O advogado de Nicolau, Fernando José da Costa, pede no recurso que o tribunal esclareça se a defesa “poderá ter acesso a todas as mensagens arrecadadas pela Operação Spoofing, nos termos do voto vista do desembargador Ney Bello” e se “os efeitos de tal decisão, ou seja, se o acesso à totalidade de mensagens obtidas no âmbito de tal Operação, serão estendidos a todos os demais processados na Operação Lava Jato”.

O MPF (Ministério Público Federal) se manifestou contra a ampliação do acesso. “A simples leitura da fundamentação que antecedeu a determinação é suficiente para perceber que o julgador teve também a intenção de resguardar a privacidade das informações referentes a terceiros que não lhe digam respeito ou sejam úteis à defesa”, afirmou a Procuradoria em manifestação no dia 16 de maio.

Legalmente, é possível que essa decisão seja tomada por meio de embargos de declaração, segundo especialistas consultados pela Folha.

“A determinação da extensão dos efeitos pode ser sanada em embargos de declaração, na medida em que se trata de mera omissão, no acórdão escrito, daquilo que foi discutido e decidido na sessão de julgamento”, diz o advogado especializado em direito penal econômico Leonardo Magalhães Avelar.

Mesmo que o tribunal não aceite os embargos de declaração, os outros processados pela Lava Jato podem pedir a chamada “extensão” da decisão nos autos. Ou seja, que a decisão do tribunal de dar acesso às mensagens seja válida para eles também.

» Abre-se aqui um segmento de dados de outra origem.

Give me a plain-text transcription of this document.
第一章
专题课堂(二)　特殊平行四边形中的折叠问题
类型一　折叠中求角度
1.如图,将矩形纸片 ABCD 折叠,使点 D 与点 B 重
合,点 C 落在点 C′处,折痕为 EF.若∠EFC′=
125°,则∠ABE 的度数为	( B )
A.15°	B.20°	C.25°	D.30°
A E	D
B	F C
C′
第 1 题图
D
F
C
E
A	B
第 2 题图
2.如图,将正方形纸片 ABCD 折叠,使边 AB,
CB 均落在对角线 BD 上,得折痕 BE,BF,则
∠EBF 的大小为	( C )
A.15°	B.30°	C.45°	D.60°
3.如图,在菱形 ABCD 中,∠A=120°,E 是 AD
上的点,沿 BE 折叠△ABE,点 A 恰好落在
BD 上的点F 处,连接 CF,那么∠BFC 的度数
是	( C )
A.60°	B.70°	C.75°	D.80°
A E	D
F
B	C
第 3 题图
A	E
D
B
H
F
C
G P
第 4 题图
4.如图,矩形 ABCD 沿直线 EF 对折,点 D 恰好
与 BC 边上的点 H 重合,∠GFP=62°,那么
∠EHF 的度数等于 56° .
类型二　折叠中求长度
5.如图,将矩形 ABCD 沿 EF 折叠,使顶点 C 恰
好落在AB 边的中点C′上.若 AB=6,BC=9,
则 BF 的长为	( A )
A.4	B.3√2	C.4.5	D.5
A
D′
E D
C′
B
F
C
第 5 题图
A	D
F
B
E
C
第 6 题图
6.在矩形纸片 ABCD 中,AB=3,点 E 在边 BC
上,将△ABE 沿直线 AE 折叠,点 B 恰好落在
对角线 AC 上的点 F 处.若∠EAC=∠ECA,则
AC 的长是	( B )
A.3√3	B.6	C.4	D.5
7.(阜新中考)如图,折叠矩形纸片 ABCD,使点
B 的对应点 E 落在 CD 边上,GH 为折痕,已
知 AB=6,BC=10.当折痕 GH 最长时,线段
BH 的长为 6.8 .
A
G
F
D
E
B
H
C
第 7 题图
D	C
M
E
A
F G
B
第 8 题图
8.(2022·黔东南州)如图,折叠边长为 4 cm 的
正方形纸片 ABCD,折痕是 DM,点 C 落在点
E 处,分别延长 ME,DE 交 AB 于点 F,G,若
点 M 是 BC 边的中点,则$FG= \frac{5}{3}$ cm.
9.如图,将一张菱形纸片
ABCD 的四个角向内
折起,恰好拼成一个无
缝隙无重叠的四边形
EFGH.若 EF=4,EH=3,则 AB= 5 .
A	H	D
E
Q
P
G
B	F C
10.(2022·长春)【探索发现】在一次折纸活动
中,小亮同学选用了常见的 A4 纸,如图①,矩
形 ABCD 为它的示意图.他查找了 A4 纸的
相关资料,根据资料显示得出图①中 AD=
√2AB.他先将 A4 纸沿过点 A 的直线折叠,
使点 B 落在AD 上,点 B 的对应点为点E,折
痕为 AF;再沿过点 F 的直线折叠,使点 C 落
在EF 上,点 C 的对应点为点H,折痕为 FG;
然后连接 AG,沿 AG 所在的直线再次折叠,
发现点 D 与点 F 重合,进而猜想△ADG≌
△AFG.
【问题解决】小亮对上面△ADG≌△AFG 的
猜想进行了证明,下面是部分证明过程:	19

Para Vera Chemim, mestre em direito público pela FGV, a hipótese mais provável do ponto de vista legal e constitucional é que cada acusado terá que ajuizar uma ação demandando o mesmo direito de utilização das ditas mensagens, como forma de endossar a sua defesa”.

“Importante observar que a presente decisão do TRF-1 nesse sentido servirá de precedente jurisprudencial, reforçando a aplicação daquele acórdão aos outros acusados, sob pena de afronta ao direito fundamental da igualdade previsto no artigo 5º da Carta Magna”, afirma.